The Korean study, which succeeds a series of similar but often controversial studies conducted in recent decades, is significant because if plants really do respond to sound, a whole new, ecologically friendly field could be inaugurated: acoustic farming.
The Koreans began their research by playing 14 different pieces of classical music, including Beethoven’s Mondschein Sonatas, to rice plants in their laboratory. At first, they detected no reaction to the music from the rice genes. That changed, however, when they exposed the rice to specific sound frequencies. The genes rbcS and Ald became more active at frequencies of 125 and 250 hertz and less active when exposed to lower 50 hertz frequencies. To rule out the possibility that light could affect the results, the study was repeated in the dark. The outcome was the same.

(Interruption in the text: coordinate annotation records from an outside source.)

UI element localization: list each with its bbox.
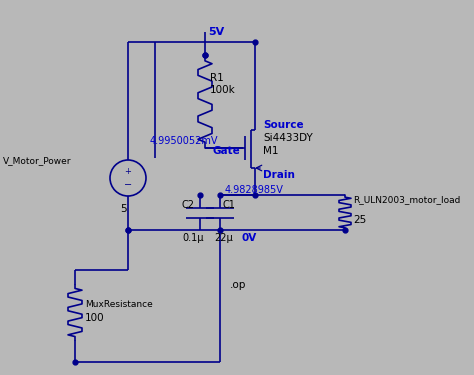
Text: Drain: Drain	[263, 170, 295, 180]
Text: Source: Source	[263, 120, 304, 130]
Text: +: +	[125, 168, 131, 177]
Text: 100: 100	[85, 313, 105, 323]
Text: C1: C1	[223, 200, 236, 210]
Text: Si4433DY: Si4433DY	[263, 133, 313, 143]
Text: −: −	[124, 180, 132, 190]
Text: R_ULN2003_motor_load: R_ULN2003_motor_load	[353, 195, 460, 204]
Text: C2: C2	[182, 200, 195, 210]
Text: 0V: 0V	[242, 233, 257, 243]
Text: 100k: 100k	[210, 85, 236, 95]
Text: .op: .op	[230, 280, 246, 290]
Text: 25: 25	[353, 215, 366, 225]
Text: MuxResistance: MuxResistance	[85, 300, 153, 309]
Text: V_Motor_Power: V_Motor_Power	[3, 156, 72, 165]
Text: 0.1μ: 0.1μ	[182, 233, 203, 243]
Text: Gate: Gate	[213, 146, 241, 156]
Text: 5: 5	[120, 204, 127, 214]
Text: 22μ: 22μ	[214, 233, 233, 243]
Text: 4.9950052mV: 4.9950052mV	[150, 136, 219, 146]
Text: R1: R1	[210, 73, 224, 83]
Text: M1: M1	[263, 146, 279, 156]
Text: 4.9828985V: 4.9828985V	[225, 185, 284, 195]
Text: 5V: 5V	[208, 27, 224, 37]
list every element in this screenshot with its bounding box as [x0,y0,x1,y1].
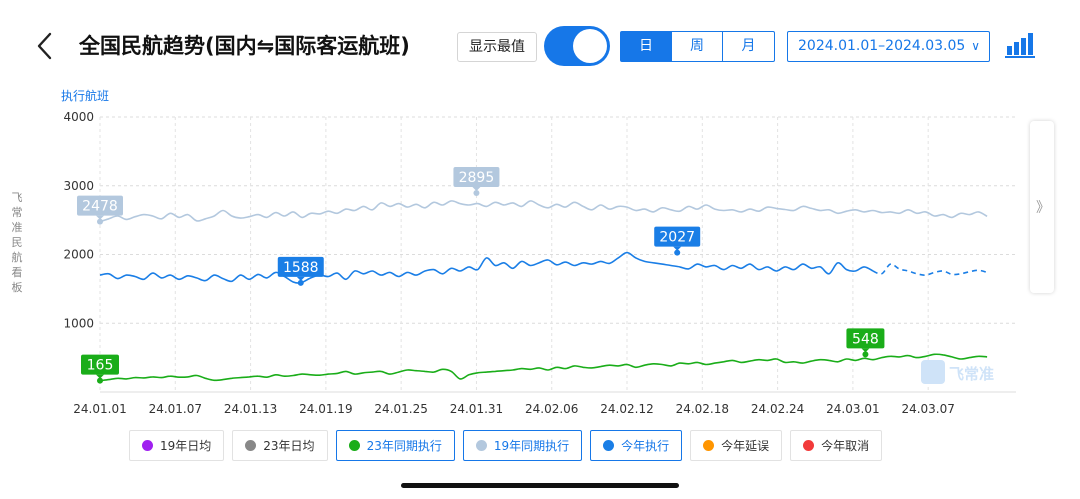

According to the Korean team, the results indicate it might be possible to turn certain crop genes on and off through acoustic signals — for example, genes that determine when a plant flowers. This could decrease costs and would be more environmentally friendly than the current method of activating genes using chemicals. “These results suggest that sound could be an alternative to light as a gene regulator,” the researchers wrote in Molecular Breeding (published online on July 20, 2007). The possibility of regulating crop growth with sound offers — eco-friendly — prospects for agriculture. Sound could replace chemical fertilizers as a way to stimulate growth, and sound could also be used — instead of pesticides — to keep weeds at bay.
The Korean researchers were also able to isolate the genes and use them in different combinations. The effect of sound on the genes remained the same. This finding suggests it might be possible to transplant the sound-sensitive genes into another organism to realize the same effects.